確實,守鶴擅長風遁土遁和磁遁,它的查克拉屬性也是如此。而我善火,調動它的查克拉可以增強我的風土遁術,但轉為火遁浪費極大。
但我問的好像不是這個問題?
“十數年前,波風水門將我封印,把我的查克拉一分為二,陰之查克拉封印在他的體內,陽之查克拉則留給了鳴人。兩者皆是我,但合二為一,才算完成的我。而你們宇智波的寫輪眼,是陰之力。”
……
“絢香?鳴人他怎麼樣了?”
我驀然回神,九喇嘛說完那些後我就出來了,腦子裡卻不停回放著它這些聽起來似乎毫無意義的話。
不過現在顯然不是想這些的時候。
“他是累得睡著了,人沒事。”我問,“你們這是什麼情況,他怎麼突然變成那個樣子。”
小櫻啜泣道:“都是我不好,如果我能更強一些就好了。”
她斷斷續續說了一下進入考場後發生的事情。
佐助進入考場後就打算去找鳴人,原本也是預備直接去另一邊考場的,被小櫻攔了下來,先搜尋卷軸。不過運氣不錯,在昨天晚上就遇到了逃出來的鳴人。

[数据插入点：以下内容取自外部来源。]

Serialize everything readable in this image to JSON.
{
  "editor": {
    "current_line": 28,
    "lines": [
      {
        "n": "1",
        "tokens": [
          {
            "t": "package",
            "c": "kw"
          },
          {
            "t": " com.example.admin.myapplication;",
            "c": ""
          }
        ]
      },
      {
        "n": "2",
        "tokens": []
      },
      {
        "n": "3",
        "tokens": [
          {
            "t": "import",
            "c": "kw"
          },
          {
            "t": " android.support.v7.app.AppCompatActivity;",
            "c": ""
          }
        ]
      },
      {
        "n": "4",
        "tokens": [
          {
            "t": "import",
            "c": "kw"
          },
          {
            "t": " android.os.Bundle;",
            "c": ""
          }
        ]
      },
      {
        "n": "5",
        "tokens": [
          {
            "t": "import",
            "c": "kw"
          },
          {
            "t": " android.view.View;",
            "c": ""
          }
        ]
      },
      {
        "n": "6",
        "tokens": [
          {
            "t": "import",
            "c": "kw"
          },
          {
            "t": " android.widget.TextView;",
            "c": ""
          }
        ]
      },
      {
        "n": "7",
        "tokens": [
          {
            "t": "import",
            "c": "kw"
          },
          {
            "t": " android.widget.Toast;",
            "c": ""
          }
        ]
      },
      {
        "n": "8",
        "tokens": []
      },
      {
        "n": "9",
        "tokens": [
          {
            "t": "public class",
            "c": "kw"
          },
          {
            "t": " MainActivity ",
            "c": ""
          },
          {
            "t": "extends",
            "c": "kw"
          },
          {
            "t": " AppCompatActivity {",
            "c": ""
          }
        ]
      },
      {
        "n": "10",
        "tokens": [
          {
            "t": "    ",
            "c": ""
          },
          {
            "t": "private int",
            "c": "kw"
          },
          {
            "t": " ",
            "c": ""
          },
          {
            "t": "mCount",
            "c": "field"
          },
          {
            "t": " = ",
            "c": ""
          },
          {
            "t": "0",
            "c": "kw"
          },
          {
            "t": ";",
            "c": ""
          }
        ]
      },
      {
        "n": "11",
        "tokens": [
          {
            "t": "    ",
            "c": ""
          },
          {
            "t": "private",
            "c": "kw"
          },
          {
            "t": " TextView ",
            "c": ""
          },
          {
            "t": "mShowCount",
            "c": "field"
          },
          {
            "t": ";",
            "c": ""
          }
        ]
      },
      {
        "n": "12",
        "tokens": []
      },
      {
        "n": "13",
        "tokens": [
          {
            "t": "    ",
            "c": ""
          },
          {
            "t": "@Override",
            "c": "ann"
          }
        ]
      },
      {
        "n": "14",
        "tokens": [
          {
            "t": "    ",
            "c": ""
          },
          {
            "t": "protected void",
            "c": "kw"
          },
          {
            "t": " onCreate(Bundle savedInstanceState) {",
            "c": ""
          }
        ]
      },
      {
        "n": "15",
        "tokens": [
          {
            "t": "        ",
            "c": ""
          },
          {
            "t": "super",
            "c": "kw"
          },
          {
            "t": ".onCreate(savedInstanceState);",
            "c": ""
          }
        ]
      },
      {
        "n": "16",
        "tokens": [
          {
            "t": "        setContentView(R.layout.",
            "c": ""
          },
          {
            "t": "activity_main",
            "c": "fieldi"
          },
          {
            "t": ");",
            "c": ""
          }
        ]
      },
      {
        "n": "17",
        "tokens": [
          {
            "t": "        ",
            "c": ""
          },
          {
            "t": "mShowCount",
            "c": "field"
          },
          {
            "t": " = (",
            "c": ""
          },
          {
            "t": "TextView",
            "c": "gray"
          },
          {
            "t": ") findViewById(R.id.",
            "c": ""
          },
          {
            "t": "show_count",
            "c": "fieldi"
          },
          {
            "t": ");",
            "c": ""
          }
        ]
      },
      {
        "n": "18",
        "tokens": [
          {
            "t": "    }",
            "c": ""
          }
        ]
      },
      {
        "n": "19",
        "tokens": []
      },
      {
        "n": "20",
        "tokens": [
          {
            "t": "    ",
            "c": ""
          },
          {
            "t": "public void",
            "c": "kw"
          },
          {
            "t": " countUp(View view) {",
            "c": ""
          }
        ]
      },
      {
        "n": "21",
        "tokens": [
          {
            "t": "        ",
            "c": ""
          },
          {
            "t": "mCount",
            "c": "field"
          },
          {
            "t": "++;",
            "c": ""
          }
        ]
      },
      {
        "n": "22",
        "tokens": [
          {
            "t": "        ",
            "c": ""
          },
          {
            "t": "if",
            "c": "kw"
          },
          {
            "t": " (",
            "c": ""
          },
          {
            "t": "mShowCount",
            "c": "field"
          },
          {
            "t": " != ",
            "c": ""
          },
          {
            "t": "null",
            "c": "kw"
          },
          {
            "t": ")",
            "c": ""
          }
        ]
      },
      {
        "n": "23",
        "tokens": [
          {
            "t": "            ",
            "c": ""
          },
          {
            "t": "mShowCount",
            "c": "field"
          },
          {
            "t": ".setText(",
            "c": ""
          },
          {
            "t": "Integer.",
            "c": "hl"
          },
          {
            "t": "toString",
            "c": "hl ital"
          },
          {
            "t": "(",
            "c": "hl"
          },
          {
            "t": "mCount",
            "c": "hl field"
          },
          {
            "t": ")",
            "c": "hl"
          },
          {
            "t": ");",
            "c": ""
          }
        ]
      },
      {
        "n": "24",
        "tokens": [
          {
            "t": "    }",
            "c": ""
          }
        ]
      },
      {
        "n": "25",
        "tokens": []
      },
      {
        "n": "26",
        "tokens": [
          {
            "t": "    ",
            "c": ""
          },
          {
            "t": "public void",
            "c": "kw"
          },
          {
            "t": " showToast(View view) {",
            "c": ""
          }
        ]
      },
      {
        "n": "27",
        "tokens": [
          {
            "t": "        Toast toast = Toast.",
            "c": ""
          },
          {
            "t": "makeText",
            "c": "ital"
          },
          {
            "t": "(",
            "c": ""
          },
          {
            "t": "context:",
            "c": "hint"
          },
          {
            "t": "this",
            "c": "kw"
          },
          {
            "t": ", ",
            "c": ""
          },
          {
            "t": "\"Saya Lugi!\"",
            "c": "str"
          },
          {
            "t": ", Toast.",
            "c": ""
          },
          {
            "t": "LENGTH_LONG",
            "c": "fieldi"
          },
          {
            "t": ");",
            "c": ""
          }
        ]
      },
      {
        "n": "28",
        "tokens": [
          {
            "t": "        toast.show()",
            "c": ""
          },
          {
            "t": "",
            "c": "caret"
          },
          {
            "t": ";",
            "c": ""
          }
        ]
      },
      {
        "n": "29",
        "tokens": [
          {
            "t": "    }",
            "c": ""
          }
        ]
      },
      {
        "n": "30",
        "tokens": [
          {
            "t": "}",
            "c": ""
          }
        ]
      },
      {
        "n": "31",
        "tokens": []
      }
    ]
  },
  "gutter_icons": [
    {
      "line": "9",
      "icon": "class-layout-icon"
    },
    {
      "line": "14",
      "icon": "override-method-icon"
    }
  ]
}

就在剛剛,他們撞上了已經搜集全卷軸趕往終點的我愛羅小隊,佐助還記恨著我愛羅無視他的事情,上去就打。考場無兄弟,鳴人當然乾脆地擼袖管上,我愛羅他們更是沒客氣。
結果就是,小櫻被秒殺,佐助鳴人二對三完敗,兩人都受了不小的傷,佐助更是直接暈過去了。
就在找地方調整休息的時候,撞上了剛剛我遇見的雨隱三人組,疲憊萬分的鳴人看見小櫻雙拳難敵六手反被虐之後,就突然暴走了。
我拿過雨忍掉在地上的卷軸,竟然是我們小隊唯一缺少的“地”,不客氣地直接塞了腰包。
“這次運氣好才能把鳴人製住,下次他那個狀態,不一定吃這套。如果情況不對,你就直接放棄卷軸,沒必要和其他小隊拚命。這樣人家沒有針對你們的理由,他自然也就不會暴走了。”我揮揮手,“那我就先走了。”
小櫻茫然:“啊?你,你不幫我們嗎?”
“想什麼好事呢,這還是考試喲~走了,保重!”
集齊了卷軸,等人到齊後,我們直接前往了終點。
……高塔內,我愛羅小隊們已經在休息了。
考官檢查了我們的卷軸,笑著對我們說:“你們是本場考試第二組順利通過考核的小隊,可以先去我們準備的休息室休息了。”